Kingdom Love Center Ministries pastor Kim Carmichael dedicated her life to God and to her community, making an impact on the lives of everyone she met.
Carmichael, who held a Doctorate of Divinity from St. Thomas Christian College and founded Kingdom Love Center with her husband, Bishop Frankie Carmichael, died Wednesday. She was 59.
“She was the epitome of what a pastor is,” Carmichael’s niece Shatea Threadgill said. “Everything you would want, she was there to lead you, to guide you and be an example. She not only spoke the Word, she taught it, she lived it and she was an example.”
“Her assignment will be completed by everyone she came in contact with,” Annette Wagner said, who was a close friend of Carmichael’s and called herself her spiritual daughter. “We are her legacy and will always carry out those things that she has taught us.”
Carmichael was born and raised in New Haven, attending South Central Community College, (now Gateway Community Technical College), Vision Academy for Christian Leaders and Yale Divinity School. She founded the annual women’s conference Righteous Anointed Women and King’s Kids College, which is a youth summer program that combines academics, music, dance, praise and worship. She also founded the mentor program Dynamic Individual Victoriously Advancing, which helps young women ages 18 to 35 years old.
Wagner was introduced to Carmichael when Wagner came to New Haven in 1997 to begin a surgical residency and was taken in as a daughter during the roughest time of her life, Wagner said.
“She was always someone who was going to reach out as a nurturer and mother,” she said. “She was a special person in our family. She was the glue that brought everyone together.”
Wagner said whether through ministry or casual interactions with Carmichael, even just shopping with her in silence, there were things to be learned that everyone who knew her will carry. “She brought us all together, her spiritual children and her natural children.”
Carmichael was known for her style of preaching, her dedication to the ministry and work throughout the community, organizing events such as “Big Give,” which raised money to give to shoppers around Thanksgiving to pay for their dinners.
“The impact she made on the community was crazy and the amount of people that would gravitate naturally to her and respect her as a pastor, for her lifestyle and where she grew up,” church member Ronald Huggins said. “She knew how to take a message and meet people right where they were.” Huggins added that Carmichael was never ashamed of having grown up in the projects and didn’t let that define her. “She literally devoted her life to God, teaching and preaching.”
Carmichael’s younger brother Douglas Bethea said his sister’s faith in God was “unbelievable” and she was the strength of the family who took care of her brothers, sisters and mother. She used her past as an example to others that where one comes from doesn’t need to be where they finish, he said.

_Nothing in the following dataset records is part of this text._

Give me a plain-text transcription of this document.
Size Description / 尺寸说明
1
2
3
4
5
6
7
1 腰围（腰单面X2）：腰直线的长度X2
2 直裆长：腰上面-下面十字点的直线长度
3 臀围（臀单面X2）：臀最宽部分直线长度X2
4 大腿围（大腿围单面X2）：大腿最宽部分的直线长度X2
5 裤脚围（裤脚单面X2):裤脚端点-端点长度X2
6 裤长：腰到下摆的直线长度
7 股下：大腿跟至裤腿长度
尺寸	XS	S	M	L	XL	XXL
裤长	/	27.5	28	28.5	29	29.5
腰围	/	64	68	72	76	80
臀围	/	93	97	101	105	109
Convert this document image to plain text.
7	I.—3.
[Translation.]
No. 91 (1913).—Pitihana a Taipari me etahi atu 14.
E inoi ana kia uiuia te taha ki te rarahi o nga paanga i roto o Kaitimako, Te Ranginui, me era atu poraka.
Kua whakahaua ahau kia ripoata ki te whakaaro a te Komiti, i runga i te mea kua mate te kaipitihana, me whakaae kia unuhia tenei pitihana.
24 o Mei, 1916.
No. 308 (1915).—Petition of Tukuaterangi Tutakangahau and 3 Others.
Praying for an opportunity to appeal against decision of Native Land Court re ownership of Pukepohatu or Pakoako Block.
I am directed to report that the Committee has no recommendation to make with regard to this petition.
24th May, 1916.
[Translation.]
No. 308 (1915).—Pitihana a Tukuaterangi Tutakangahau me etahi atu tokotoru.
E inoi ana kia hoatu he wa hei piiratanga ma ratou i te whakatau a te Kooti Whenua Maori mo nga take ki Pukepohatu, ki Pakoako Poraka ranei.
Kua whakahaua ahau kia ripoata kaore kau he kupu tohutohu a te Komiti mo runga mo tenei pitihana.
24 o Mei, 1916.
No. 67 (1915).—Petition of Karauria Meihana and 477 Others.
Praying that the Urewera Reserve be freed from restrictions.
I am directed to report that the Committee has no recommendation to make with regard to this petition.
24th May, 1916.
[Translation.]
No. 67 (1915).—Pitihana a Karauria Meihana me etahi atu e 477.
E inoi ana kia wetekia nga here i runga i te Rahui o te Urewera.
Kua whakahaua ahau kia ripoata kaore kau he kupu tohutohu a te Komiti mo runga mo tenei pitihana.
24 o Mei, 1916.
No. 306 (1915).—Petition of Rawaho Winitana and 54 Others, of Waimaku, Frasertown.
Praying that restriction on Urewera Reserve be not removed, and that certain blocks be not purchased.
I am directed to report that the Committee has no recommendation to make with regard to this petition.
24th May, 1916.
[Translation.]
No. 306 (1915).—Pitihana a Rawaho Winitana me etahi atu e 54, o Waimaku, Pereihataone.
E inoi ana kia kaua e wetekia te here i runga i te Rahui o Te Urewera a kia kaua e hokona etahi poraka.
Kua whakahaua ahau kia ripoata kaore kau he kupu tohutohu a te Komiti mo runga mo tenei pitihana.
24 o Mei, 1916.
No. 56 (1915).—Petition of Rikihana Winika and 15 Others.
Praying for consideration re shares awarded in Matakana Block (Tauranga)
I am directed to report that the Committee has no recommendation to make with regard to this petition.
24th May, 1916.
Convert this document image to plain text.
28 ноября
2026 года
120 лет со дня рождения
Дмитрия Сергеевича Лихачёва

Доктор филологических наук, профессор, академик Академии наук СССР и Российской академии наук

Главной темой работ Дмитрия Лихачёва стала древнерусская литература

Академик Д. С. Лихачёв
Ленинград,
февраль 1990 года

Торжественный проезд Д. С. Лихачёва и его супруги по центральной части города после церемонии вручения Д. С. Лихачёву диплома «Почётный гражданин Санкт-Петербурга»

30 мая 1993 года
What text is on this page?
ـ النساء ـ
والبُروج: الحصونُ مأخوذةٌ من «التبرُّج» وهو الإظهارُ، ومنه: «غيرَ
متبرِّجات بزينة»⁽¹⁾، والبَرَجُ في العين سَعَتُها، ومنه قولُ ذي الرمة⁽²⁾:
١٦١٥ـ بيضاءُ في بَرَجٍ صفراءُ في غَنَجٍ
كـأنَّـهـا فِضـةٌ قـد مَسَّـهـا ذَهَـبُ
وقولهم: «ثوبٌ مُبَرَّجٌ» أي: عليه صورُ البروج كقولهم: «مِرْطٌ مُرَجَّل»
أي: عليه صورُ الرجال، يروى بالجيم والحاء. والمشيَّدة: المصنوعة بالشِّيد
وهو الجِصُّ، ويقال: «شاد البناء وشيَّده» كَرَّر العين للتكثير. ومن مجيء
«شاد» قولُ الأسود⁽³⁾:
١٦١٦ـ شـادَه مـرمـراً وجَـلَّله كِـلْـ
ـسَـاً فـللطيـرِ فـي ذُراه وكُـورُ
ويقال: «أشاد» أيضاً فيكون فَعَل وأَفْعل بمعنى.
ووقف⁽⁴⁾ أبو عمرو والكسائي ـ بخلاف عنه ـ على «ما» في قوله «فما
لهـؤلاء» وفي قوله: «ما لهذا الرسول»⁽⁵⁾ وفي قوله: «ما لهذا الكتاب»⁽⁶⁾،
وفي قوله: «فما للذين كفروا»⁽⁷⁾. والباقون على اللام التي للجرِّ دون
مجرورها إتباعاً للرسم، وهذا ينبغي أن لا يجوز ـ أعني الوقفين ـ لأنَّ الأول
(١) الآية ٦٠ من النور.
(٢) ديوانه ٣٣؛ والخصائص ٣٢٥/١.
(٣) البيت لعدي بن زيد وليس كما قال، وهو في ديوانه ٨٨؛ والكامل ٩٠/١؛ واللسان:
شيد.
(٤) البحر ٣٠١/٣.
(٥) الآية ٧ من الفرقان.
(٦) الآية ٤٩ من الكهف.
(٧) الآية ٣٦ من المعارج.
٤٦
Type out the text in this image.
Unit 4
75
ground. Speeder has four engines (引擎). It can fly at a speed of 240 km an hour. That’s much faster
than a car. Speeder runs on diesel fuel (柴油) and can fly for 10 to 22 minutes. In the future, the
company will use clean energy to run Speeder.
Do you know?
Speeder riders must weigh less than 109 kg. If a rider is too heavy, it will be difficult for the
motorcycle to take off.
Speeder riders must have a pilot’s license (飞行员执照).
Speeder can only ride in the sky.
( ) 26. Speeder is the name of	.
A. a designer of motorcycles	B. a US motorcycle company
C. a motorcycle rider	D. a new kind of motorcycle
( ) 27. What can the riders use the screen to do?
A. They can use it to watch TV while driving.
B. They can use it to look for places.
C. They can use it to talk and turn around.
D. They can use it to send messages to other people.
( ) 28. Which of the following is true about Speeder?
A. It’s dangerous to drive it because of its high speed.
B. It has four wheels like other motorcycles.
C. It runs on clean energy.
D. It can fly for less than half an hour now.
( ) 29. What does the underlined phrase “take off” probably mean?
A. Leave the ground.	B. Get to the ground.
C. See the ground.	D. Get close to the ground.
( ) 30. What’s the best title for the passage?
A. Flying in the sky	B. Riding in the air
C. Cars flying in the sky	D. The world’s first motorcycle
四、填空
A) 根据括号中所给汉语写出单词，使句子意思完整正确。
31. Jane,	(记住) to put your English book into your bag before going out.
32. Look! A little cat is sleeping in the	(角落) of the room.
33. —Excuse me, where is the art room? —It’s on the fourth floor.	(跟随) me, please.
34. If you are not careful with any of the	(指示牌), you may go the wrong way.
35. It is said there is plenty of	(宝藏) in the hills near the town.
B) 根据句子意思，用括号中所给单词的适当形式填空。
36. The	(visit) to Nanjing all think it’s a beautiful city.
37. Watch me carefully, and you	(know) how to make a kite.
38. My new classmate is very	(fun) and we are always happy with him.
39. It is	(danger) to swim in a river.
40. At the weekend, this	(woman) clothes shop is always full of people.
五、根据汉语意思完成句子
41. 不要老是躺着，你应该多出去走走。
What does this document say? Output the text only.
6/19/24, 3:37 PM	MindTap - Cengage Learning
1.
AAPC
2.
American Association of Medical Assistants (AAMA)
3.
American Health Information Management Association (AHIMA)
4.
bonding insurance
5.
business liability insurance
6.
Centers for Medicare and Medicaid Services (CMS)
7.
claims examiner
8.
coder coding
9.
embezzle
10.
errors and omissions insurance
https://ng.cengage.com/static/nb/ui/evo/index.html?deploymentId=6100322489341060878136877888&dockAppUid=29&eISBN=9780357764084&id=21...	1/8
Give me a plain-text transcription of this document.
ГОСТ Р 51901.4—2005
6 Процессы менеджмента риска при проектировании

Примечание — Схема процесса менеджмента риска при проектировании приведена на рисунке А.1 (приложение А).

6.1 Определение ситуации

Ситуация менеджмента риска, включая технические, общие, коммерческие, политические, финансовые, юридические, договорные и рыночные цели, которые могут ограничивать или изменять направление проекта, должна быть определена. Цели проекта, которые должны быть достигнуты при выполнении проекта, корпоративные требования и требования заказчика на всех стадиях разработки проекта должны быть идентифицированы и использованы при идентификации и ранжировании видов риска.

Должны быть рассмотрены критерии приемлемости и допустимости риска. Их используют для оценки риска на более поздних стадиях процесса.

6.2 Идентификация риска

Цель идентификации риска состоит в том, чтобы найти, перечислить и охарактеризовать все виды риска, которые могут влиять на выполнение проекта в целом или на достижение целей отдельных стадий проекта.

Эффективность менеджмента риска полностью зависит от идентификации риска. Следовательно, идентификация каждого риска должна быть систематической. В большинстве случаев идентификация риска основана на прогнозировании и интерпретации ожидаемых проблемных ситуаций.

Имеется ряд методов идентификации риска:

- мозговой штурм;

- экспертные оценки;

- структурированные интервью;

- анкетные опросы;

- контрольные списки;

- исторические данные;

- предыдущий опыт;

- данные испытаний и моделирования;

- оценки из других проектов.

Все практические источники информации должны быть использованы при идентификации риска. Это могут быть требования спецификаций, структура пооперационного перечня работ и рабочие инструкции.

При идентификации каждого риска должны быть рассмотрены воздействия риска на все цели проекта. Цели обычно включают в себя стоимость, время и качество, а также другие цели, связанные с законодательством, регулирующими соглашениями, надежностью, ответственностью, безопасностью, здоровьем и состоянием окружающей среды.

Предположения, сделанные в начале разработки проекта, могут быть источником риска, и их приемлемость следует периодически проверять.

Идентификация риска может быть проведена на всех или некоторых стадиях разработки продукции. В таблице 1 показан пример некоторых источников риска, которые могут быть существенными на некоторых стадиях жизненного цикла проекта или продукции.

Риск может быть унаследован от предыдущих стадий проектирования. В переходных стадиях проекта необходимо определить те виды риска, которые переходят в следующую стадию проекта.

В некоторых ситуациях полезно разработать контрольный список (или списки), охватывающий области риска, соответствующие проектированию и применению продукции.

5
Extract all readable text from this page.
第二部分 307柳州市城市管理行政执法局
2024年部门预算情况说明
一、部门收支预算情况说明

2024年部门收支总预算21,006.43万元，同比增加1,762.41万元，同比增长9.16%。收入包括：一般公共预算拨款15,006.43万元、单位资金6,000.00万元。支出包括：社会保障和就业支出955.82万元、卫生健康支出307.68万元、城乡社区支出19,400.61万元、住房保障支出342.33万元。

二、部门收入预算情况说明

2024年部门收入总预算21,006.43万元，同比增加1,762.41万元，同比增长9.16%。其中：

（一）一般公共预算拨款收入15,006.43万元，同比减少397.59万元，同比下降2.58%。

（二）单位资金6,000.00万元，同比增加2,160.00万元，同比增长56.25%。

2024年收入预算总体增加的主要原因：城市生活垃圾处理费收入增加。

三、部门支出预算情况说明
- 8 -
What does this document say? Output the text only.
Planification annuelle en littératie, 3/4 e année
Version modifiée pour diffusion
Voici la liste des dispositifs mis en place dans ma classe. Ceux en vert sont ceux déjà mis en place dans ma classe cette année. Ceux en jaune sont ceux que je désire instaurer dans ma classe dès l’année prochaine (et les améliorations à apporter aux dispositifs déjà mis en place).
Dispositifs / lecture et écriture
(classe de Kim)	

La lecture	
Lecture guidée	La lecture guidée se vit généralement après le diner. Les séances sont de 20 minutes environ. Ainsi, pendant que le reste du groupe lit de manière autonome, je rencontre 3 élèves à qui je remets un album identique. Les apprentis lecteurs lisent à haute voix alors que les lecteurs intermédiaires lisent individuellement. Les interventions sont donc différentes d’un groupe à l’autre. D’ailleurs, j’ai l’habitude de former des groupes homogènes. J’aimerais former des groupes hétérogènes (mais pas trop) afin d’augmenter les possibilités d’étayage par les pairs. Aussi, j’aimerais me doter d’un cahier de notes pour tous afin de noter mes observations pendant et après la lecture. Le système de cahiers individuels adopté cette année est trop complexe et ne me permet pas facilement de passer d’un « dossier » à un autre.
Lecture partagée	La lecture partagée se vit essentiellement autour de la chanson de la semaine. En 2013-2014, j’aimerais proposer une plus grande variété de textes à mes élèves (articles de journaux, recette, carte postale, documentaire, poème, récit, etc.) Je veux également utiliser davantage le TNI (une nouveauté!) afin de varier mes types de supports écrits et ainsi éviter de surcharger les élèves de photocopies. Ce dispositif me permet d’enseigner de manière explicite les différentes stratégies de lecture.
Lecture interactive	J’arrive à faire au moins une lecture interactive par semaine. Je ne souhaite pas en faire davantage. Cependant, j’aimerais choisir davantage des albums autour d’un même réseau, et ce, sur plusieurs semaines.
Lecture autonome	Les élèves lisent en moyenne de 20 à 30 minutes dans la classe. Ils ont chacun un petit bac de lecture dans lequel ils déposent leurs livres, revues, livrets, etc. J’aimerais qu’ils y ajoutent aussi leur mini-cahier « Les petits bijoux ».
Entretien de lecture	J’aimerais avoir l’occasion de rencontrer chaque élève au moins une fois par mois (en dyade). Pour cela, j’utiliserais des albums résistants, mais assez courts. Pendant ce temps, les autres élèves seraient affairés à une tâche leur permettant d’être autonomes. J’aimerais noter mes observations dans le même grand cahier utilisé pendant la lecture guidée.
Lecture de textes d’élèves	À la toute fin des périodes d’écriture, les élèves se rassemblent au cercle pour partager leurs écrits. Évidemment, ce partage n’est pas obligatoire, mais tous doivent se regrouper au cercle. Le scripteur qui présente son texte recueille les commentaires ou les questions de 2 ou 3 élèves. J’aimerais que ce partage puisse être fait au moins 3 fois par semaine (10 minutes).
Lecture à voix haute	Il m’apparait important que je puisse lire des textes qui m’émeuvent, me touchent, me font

“It’s amazing the type of woman she was and I’m so proud to call her my sister,” Bethea said. “She gave, gave, gave. She was a pillar in the community, a matriarch in New Haven. She took care of everybody.”
Anyone who came to Carmichael and to the church was never turned away, no matter where they came from.
“No matter where you’ve seen her, you were able to approach her,” Threadgill said. “They’ll miss her presence as a whole.”
Some church members would say Carmichael “was a beast in preaching,” Wagner said, and a signature of Carmichael was her sayings, such as “marriage is not a sprint, it’s a marathon,” and “don’t be fooled by a feeling unless feeling like a fool.”
“If people were to put a title on her it would be ‘love,’” Threadgill said. “No matter who you were, she loved you. Through it all she still loved you and most of all, that’s what we’ll miss, the unconditional love. She’ll be not only remembered as a pastor and a mom but for being an example and just real.”
Carmichael also leaves husband Bishop Frankie Carmichael, sons P.J. Carmichael, Aquil Davidson, Mark Vereen and daughters Me’Shea Carmichael-Marks and Angela Newman, according to her obituary, as well as many nieces, nephews, brothers and sisters.